Ces procédés sont d'autant plus alarmants que le mois dernier, Pablo Iglesias déclarait au parlement, s'adressant aux députés du PP, qu'ils avaient « condamné leur propre futur en marchant dans le sillon de l'extrême droite. Vous ne ferez plus jamais partie du Conseil des Ministres de ce pays. [...] Vous savez que vous n'allez plus gouverner. Ni dans quelques mois ni dans quatre ans. Et vous savez pourquoi : parce que vos idées ont été vaincues socialement ».

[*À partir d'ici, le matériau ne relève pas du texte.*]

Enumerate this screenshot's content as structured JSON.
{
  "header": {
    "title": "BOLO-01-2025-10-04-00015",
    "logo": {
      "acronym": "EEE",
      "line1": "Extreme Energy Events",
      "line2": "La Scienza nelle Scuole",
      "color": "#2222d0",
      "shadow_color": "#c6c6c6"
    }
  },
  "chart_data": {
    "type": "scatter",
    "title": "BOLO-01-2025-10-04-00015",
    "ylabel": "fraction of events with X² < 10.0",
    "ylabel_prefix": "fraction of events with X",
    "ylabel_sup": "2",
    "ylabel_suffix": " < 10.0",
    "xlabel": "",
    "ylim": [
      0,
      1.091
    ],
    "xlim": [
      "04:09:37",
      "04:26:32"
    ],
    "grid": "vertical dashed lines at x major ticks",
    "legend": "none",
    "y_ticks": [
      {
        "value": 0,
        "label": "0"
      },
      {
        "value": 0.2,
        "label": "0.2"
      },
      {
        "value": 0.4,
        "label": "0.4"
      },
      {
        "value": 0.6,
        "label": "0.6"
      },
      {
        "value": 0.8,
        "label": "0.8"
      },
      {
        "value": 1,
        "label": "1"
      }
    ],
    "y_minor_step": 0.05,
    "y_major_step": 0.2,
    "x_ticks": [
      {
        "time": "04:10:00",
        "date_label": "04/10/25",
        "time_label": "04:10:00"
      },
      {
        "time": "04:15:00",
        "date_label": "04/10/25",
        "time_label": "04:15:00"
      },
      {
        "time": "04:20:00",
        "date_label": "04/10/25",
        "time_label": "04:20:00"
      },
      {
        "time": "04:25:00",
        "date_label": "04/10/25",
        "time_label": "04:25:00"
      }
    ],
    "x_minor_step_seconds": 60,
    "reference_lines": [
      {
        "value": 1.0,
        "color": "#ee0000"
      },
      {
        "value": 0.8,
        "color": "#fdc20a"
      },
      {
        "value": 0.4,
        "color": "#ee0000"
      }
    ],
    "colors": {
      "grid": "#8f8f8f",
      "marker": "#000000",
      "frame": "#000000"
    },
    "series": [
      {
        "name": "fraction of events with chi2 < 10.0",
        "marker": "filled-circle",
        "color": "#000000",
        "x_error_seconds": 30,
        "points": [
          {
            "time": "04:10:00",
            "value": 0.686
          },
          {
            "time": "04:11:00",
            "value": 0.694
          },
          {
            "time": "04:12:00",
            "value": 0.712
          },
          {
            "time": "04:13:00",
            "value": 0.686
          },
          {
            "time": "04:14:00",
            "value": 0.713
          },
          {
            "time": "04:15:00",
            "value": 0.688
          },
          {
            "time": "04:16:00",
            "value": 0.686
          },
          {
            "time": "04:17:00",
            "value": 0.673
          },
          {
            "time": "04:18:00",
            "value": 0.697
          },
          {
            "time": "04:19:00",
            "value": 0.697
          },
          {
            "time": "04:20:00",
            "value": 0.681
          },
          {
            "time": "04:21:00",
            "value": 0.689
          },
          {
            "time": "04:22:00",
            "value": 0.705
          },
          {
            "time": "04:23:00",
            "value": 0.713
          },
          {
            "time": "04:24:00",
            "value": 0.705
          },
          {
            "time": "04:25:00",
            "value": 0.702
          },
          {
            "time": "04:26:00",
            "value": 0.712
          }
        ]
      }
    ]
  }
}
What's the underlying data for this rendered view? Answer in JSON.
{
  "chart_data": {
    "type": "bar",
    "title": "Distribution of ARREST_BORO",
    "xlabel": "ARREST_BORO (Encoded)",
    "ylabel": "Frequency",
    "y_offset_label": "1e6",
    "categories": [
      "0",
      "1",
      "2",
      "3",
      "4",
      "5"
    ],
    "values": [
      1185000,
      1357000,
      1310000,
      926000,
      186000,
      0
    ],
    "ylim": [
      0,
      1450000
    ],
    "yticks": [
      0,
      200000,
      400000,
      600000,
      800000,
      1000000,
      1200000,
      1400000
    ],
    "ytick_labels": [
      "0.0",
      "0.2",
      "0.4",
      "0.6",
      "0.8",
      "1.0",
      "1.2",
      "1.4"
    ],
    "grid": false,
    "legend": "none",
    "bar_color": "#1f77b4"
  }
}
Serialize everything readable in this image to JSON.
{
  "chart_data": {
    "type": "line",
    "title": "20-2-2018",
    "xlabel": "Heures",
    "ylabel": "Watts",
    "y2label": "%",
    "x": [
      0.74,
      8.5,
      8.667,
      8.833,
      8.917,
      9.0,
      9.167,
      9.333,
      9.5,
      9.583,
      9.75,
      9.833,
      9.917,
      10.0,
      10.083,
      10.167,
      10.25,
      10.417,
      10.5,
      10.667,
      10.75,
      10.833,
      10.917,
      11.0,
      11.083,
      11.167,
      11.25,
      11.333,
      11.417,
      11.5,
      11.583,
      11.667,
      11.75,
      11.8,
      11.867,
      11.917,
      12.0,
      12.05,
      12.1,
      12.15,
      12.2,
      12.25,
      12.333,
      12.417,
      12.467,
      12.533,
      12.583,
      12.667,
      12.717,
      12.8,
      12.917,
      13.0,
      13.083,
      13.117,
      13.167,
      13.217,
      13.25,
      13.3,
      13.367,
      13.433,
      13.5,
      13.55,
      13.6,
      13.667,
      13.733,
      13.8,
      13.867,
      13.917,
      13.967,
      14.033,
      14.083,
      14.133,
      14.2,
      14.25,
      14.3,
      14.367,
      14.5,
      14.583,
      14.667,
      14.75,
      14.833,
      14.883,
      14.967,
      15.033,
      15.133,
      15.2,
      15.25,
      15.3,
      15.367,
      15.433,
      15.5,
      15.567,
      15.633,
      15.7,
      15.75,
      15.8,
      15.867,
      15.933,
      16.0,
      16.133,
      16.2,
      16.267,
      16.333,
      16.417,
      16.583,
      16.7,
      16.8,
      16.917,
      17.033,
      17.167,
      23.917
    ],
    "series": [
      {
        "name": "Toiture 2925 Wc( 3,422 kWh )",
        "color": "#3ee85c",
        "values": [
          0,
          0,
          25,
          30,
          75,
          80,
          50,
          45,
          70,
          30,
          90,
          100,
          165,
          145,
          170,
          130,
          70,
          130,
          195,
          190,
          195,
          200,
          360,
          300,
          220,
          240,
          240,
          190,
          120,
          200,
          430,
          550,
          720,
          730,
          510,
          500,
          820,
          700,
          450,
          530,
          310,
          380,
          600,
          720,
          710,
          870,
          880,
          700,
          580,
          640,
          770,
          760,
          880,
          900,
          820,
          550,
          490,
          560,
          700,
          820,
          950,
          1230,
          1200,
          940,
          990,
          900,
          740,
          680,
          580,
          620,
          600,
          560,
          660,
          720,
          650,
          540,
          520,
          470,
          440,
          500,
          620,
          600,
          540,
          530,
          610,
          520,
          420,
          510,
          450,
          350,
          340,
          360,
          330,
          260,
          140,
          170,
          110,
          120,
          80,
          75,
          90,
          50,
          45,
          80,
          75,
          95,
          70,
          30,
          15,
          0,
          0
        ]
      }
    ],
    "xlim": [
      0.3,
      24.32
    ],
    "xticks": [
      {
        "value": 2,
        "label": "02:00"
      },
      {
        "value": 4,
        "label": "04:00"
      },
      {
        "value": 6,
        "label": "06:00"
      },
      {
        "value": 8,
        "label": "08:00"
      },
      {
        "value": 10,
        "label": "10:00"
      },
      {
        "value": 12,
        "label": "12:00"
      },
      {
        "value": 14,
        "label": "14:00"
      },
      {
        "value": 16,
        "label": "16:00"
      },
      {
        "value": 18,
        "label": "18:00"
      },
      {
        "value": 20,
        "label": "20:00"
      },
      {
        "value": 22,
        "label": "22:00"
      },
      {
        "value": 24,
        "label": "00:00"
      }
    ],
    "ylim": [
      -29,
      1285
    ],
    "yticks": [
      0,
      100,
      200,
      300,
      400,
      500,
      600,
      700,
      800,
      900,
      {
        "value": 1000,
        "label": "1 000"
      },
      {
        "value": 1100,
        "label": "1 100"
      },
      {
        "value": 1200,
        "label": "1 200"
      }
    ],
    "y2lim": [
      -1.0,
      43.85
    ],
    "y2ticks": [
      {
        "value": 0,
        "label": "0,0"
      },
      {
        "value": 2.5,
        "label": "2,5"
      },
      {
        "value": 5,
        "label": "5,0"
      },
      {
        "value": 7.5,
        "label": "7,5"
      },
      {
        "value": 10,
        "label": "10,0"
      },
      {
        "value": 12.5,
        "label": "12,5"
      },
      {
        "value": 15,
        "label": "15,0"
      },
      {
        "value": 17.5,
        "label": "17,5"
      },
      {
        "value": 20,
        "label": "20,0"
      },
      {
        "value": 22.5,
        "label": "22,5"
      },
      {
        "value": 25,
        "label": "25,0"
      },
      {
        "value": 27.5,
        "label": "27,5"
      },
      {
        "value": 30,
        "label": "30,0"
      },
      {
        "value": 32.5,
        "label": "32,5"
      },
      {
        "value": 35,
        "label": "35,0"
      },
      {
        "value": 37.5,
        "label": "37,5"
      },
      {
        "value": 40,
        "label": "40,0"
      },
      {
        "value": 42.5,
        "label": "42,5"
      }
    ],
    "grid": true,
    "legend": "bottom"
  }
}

La malédiction ainsi lancée par Iglesias nous fait penser à un discours d'Hugo Chavez, tenu en 2010 face à son opposant Enrique Capriles : « Nous devons vous en empêcher. Il est impossible que vous gouverniez encore dans ce nouveau Venezuela. Vous ne récupérerez pas le pouvoir, quoique vous fassiez. C'est Hugo Chavez qui vous le jure. Je serai au premier rang de cette bataille ».